FCC: Fully Connected Correlation for One-Shot Segmentation
Seonghyeon Moon, Haein Kong, Muhammad Haris Khan, Mubbasir Kapadia, Yuewei Lin
TL;DR
The paper tackles one-shot segmentation by enriching prior information through Fully Connected Correlation (FCC), which integrates cross-layer correlations across all ViT encoder layers in addition to traditional same-layer comparisons. By employing a Dual-Condition FCC (DCFC) and a lightweight 4D-convolution decoder, the method captures target-specific patterns across scale, occlusion, and shape variations, leading to state-of-the-art results on PASCAL-5i and COCO-20i and strong generalization under domain shift.

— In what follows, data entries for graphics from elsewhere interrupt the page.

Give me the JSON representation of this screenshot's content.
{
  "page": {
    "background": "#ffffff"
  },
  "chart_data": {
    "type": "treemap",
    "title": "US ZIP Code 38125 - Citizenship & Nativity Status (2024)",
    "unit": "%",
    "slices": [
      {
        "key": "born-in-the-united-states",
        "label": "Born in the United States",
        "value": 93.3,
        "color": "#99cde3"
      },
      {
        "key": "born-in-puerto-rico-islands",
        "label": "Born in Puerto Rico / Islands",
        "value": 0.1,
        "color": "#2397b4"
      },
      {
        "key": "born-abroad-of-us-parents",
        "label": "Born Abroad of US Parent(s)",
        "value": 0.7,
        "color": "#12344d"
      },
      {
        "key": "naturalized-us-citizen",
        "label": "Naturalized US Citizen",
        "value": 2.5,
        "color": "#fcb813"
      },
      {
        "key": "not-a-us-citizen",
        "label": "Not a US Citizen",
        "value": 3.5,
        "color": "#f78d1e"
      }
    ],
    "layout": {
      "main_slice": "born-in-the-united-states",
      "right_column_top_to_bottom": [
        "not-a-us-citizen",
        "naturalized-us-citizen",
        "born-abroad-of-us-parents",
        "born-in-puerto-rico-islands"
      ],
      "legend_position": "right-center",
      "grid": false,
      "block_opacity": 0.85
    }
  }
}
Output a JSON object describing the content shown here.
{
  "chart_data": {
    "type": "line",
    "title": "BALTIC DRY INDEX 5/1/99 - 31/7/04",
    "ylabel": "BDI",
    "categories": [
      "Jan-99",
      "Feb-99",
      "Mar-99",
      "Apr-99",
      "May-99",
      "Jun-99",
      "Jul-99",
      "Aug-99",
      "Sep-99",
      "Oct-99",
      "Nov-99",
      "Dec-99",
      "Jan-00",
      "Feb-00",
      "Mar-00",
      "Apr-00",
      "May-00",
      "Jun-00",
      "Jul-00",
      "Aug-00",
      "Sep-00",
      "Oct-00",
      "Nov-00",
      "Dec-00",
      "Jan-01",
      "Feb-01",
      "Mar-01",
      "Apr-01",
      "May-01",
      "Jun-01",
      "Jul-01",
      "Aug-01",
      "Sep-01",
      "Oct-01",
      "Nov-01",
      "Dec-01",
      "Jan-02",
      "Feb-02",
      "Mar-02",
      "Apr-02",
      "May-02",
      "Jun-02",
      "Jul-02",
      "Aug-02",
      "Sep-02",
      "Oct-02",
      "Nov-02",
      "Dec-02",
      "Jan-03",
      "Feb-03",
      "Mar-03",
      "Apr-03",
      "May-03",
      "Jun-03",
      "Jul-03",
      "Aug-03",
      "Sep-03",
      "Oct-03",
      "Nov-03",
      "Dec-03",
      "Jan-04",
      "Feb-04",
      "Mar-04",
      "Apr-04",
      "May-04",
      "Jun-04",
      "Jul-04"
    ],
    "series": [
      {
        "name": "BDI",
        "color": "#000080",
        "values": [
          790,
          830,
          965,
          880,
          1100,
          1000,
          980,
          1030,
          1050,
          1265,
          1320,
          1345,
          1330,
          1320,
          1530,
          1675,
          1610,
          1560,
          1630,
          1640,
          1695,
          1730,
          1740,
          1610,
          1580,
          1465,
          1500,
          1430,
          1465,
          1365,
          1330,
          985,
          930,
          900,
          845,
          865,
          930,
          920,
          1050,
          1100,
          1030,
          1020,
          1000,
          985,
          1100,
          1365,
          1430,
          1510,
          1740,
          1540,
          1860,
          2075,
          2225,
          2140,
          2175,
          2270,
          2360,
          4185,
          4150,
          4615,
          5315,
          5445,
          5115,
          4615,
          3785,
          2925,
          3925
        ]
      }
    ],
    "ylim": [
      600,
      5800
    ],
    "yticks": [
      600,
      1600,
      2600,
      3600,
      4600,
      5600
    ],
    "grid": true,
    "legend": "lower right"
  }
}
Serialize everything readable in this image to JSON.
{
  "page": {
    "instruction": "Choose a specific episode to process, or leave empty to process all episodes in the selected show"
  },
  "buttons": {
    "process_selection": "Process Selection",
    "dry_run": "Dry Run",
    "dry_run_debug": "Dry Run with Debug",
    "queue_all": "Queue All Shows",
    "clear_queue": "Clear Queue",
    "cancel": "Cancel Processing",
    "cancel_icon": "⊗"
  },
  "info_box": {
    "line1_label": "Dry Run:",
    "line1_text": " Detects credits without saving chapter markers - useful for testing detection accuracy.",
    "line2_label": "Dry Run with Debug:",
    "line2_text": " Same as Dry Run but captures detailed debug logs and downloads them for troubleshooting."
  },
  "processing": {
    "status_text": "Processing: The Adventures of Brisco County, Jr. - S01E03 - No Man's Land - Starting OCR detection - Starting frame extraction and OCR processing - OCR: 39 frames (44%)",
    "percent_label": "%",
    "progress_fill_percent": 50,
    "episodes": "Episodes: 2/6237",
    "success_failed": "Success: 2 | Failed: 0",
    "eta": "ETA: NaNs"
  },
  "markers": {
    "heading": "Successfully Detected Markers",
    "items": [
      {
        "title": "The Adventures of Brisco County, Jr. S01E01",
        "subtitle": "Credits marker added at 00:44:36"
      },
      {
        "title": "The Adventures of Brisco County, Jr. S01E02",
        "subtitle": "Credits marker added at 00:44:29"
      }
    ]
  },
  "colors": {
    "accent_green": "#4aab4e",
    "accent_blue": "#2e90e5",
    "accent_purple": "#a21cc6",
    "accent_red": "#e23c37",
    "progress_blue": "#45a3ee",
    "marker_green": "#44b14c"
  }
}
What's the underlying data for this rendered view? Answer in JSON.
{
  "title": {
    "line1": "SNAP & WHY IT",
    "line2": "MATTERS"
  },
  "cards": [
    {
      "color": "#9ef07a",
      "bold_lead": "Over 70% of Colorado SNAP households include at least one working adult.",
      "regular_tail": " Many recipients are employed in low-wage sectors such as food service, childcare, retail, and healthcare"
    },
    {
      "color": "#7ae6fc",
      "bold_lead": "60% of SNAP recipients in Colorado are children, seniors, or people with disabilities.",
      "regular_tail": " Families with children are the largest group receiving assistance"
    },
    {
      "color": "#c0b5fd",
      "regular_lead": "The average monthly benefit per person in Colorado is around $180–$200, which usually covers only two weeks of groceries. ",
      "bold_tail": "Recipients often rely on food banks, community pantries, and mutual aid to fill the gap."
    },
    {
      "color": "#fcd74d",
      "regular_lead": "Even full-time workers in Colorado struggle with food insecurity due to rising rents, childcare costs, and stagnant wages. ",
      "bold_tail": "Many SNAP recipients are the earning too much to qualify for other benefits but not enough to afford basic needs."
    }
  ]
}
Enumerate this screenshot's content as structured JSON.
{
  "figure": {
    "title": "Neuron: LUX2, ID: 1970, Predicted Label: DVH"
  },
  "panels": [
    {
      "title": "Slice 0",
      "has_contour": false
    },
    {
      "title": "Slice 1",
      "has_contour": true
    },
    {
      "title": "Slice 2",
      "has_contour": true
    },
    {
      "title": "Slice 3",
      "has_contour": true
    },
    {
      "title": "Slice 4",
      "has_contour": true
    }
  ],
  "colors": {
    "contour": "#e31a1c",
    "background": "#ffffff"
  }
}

Key contributions include the introduction of FCC, the DCFC architecture, ablation analyses validating cross-layer and dual-path benefits, and demonstrated convergence speed advantages. The approach enables robust OSS performance without relying on vision-language or prompt-based models, and it shows potential for broader domain-specific segmentation tasks that demand rich, multi-layer priors.
Abstract
Few-shot segmentation (FSS) aims to segment the target object in a query image using only a small set of support images and masks. Therefore, having strong prior information for the target object using the support set is essential for guiding the initial training of FSS, which leads to the success of few-shot segmentation in challenging cases, such as when the target object shows considerable variation in appearance, texture, or scale across the support and query images. Previous methods have tried to obtain prior information by creating correlation maps from pixel-level correlation on final-layer or same-layer features. However, we found these approaches can offer limited and partial information when advanced models like Vision Transformers are used as the backbone. Vision Transformer encoders have a multi-layer structure with identical shapes in their intermediate layers. Leveraging the feature comparison from all layers in the encoder can enhance the performance of few-shot segmentation. We introduce FCC (Fully Connected Correlation) to integrate pixel-level correlations between support and query features, capturing associations that reveal target-specific patterns and correspondences in both same-layers and cross-layers. FCC captures previously inaccessible target information, effectively addressing the limitations of support mask. Our approach consistently demonstrates state-of-the-art performance on PASCAL, COCO, and domain shift tests. We conducted an ablation study and cross-layer correlation analysis to validate FCC's core methodology. These findings reveal the effectiveness of FCC in enhancing prior information and overall model performance.